In the past four years, the United Arab Emirates has grown a small but rising share of its own organic tomatoes, aiming to shore up food security in an import-dependent desert country. The effort - part of a broader push to produce more home-grown food amid fears climate change could trigger instability in the global food trade - started after the country was hit by food export bans during the 2008-2009 financial crisis.
Today, the move to build up food resilience is paying off early in the face of another crisis: the coronavirus pandemic. When the United Arab Emirates (UAE) went into lockdown in April to contain the spread of the novel coronavirus, residents had the same reaction as millions of others around the world - they started panic-buying. The instinct to stock up made sense in a country where more than 80% of food is imported, said Ismahane Elouafi, director general of the International Center for Biosaline Agriculture (ICBA). Nonetheless supermarket shelves have remained fully stocked, partly because the UAE has long had policies in place to ensure an uninterrupted supply of food from abroad, she noted.

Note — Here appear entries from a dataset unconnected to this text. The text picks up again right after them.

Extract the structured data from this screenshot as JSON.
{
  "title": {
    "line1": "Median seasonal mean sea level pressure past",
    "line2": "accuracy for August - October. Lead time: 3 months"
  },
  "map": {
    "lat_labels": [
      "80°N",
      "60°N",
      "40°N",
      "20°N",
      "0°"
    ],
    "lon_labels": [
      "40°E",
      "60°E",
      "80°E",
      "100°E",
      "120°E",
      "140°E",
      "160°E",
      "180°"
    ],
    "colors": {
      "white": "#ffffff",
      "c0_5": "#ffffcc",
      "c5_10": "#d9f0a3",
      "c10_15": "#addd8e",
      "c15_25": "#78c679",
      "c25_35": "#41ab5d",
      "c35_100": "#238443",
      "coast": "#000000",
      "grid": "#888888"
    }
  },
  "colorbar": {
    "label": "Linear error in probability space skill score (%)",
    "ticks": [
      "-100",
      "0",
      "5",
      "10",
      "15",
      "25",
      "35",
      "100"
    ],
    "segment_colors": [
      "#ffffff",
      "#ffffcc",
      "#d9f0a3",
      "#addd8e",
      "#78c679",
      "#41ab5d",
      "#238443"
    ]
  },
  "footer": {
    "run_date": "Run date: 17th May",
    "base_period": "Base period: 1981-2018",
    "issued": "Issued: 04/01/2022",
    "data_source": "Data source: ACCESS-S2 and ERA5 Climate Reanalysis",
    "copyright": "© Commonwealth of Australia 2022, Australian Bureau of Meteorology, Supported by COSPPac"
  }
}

But in the face of the pandemic, the UAE’s confidence that it will continue to have enough food is bolstered by its success in growing its own, using innovations like vertical farming and climate-resilient crops, she added. “Thanks to the work being done to harness the benefits of innovation, agriculture is becoming possible and profitable in a country with harsh climatic conditions,” Elouafi said. According to data from the World Bank, the contribution of agriculture to the country’s gross domestic product rose from $2.39 billion in 2012 to $3.06 billion in 2018. The UAE’s Ministry of Food Security declined to respond to a request for comment.